Plusieurs raisons à cela. La première est liée à la disparition progressive des cartes de séjour de dix ans. « Ce n’est pas la même chose d’avoir quelqu’un qui vient en préfecture tous les dix ans que tous les ans », explique l’avocat. Aujourd’hui, en France, les préfectures ne distribuent, en effet, la plupart du temps, que des cartes d’un an.

DOCUMENTS IMPRÉVUS

Au fil du temps, d’après Me Maugendre, la multiplication des faux papiers a aussi engendré une « suspicion » grandissante à l’égard des documents fournis par les étrangers. Notamment vis-à-vis des pièces d’état civil. Très peu de démarches peuvent donc se faire par correspondance.

Les déplacements à répétition des étrangers en préfecture se sont également multipliés au regard de la montée des exigences en matière de pièces à fournir. Même si cela n’est « pas réglementaire », d’après Me Maugendre, les préfectures réclament souvent des documents imprévus comme des « promesses d’embauche » ou obligent les personnes à revenir plusieurs fois alors qu’un tribunal a décidé d’accorder un titre de séjour.

« Jusqu’à il y a deux ans, je n’accompagnais jamais mes clients à la préfecture », raconte Me Maugendre. Mais la situation s’est tellement détériorée qu’« on est obligé d’y aller pour faire avancer les choses ». Pour ce militant de longue de date des droits des étrangers, cet état de fait « est délibéré ».
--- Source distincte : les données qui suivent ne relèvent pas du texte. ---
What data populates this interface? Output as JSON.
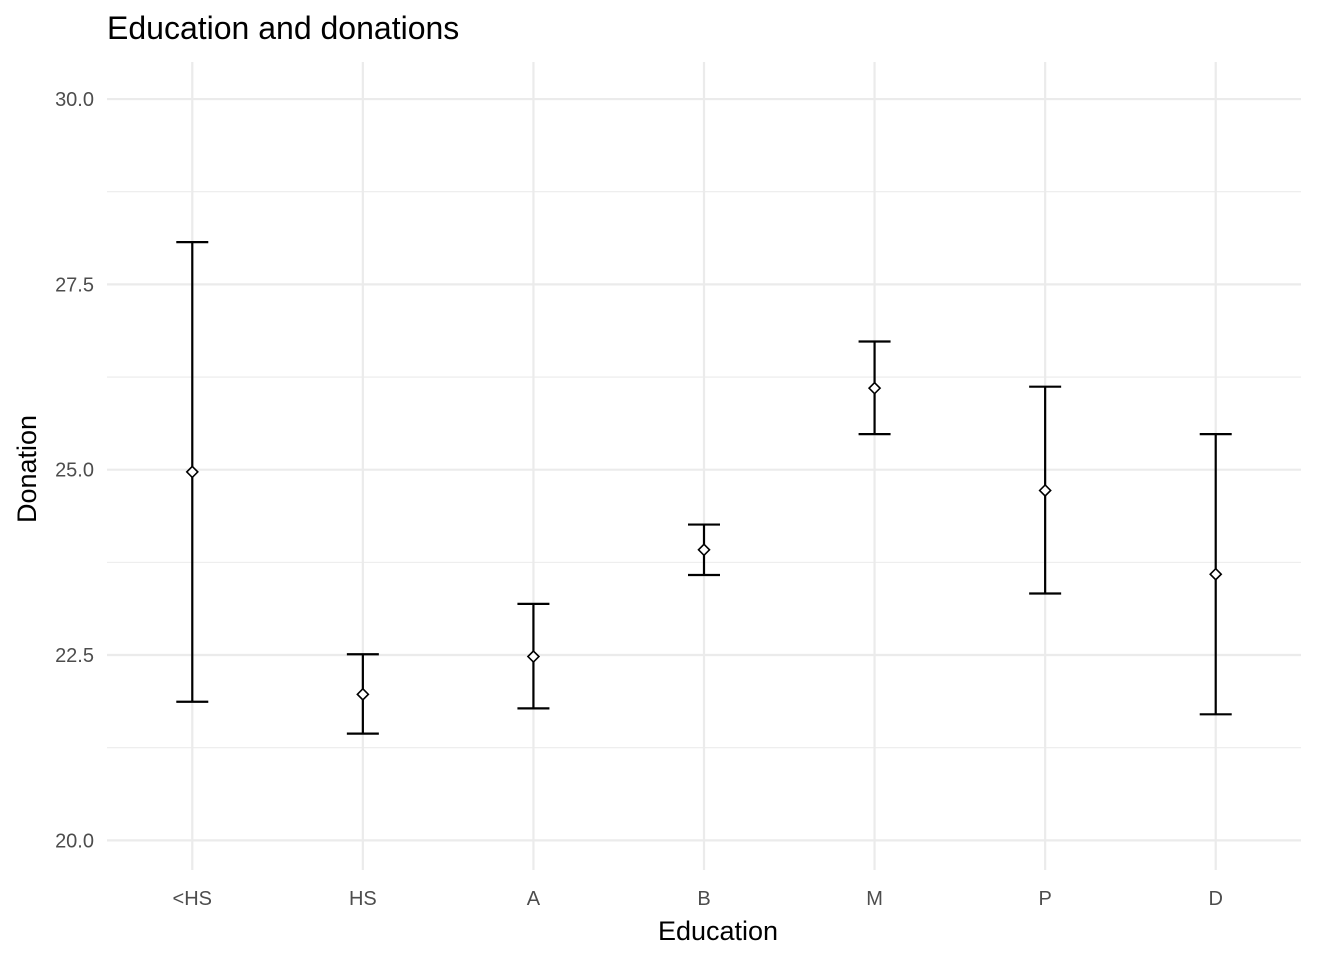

Depuis janvier 2005, en théorie, une charte Marianne est pourtant censée s’appliquer dans les services déconcentrés de l’Etat recevant du public. Les préfectures en font partie. Son objectif, en principe, est de rendre l’accueil « plus facile », « attentif et courtois ». La réponse apportée par les agents se doit également d’être « compréhensible » aux demandes et « dans un délai annoncé ».

Le 3 novembre 2011, lors d’une réunion organisée sur le sujet à l’initiative de plusieurs associations militantes, l’ensemble des candidats de gauche à la présidentielle se sont dits favorables au fait d’accorder plus de « dignité » aux étrangers lors de leurs démarches administratives en préfecture. Parmi eux, il y avait la représentante de François Hollande, chargée des questions d’immigration dans l’équipe de campagne, Mireille Le Corre.